How it actually works is that the association object is a "proxy object". The specific class is AssociationProxy. If you look at line 52 of that file, you'll see:

instance_methods.each { |m| undef_method m unless m =~ /(^__|^nil\?$|^send$|proxy_|^object_id$)/ }

By doing this, methods like class no longer exist on this object. So if you call class on this object, you'll get method missing. So, there a method_missing implemented for the proxy object that forwards the method call to the "target":

def method_missing(method, *args)
  if load_target
    unless @target.respond_to?(method)
      message = "undefined method `#{method.to_s}' for \"#{@target}\":#{@target.class.to_s}"
      raise NoMethodError, message
    end

    if block_given?
      @target.send(method, *args)  { |*block_args| yield(*block_args) }
    else
      @target.send(method, *args)
    end
  end
end

The target is an Array, so when you call class on this object, it says it's an Array, but that's just because the target is an Array, the actual class is an AssociationProxy, but you can't see that anymore.

So all the methods that you add, such as of_sector, get added to the association proxy, so they get called directly. Methods like [] and class aren't defined on the association proxy, so they get sent to the target, which is an array.

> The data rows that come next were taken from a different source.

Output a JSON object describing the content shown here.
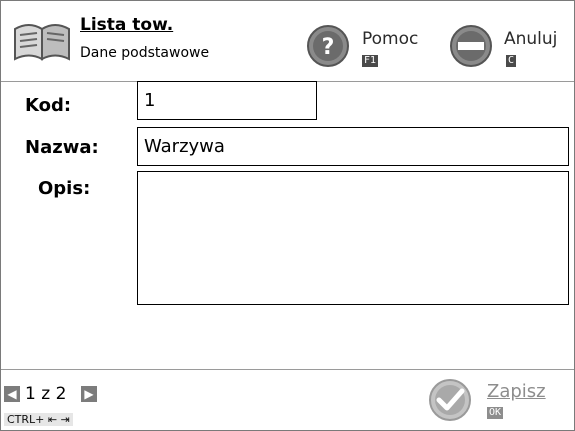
{
  "header": {
    "title": "Lista tow.",
    "subtitle": "Dane podstawowe",
    "icon": "book-icon",
    "help": {
      "label": "Pomoc",
      "shortcut": "F1",
      "icon": "help-icon"
    },
    "cancel": {
      "label": "Anuluj",
      "shortcut": "C",
      "icon": "cancel-icon"
    }
  },
  "form": {
    "code": {
      "label": "Kod:",
      "value": "1"
    },
    "name": {
      "label": "Nazwa:",
      "value": "Warzywa"
    },
    "description": {
      "label": "Opis:",
      "value": ""
    }
  },
  "footer": {
    "pagination": {
      "current": "1",
      "separator": "z",
      "total": "2"
    },
    "shortcut": "CTRL+ ⇤ ⇥",
    "save": {
      "label": "Zapisz",
      "shortcut": "OK",
      "icon": "check-icon"
    }
  },
  "colors": {
    "accent": "#2b2b2b",
    "disabled": "#8d8d8d",
    "keycap": "#4a4a4a"
  }
}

To help you see how this is happening, add this to line 217 of that file in your local copy of association_proxy.rb:

Rails.logger.info "AssociationProxy forwarding call to `#{method.to_s}' method to \"#{@target}\":#{@target.class.to_s}"

If you don't know where that file is, the command gem which 'active_record/associations/association_proxy' will tell you. Now when you call class on a AssociationProxy, you will see a log message telling you it is sending that to the target, which should make it clearer what is happening. This is all for Rails 2.3.2 and could change in other versions.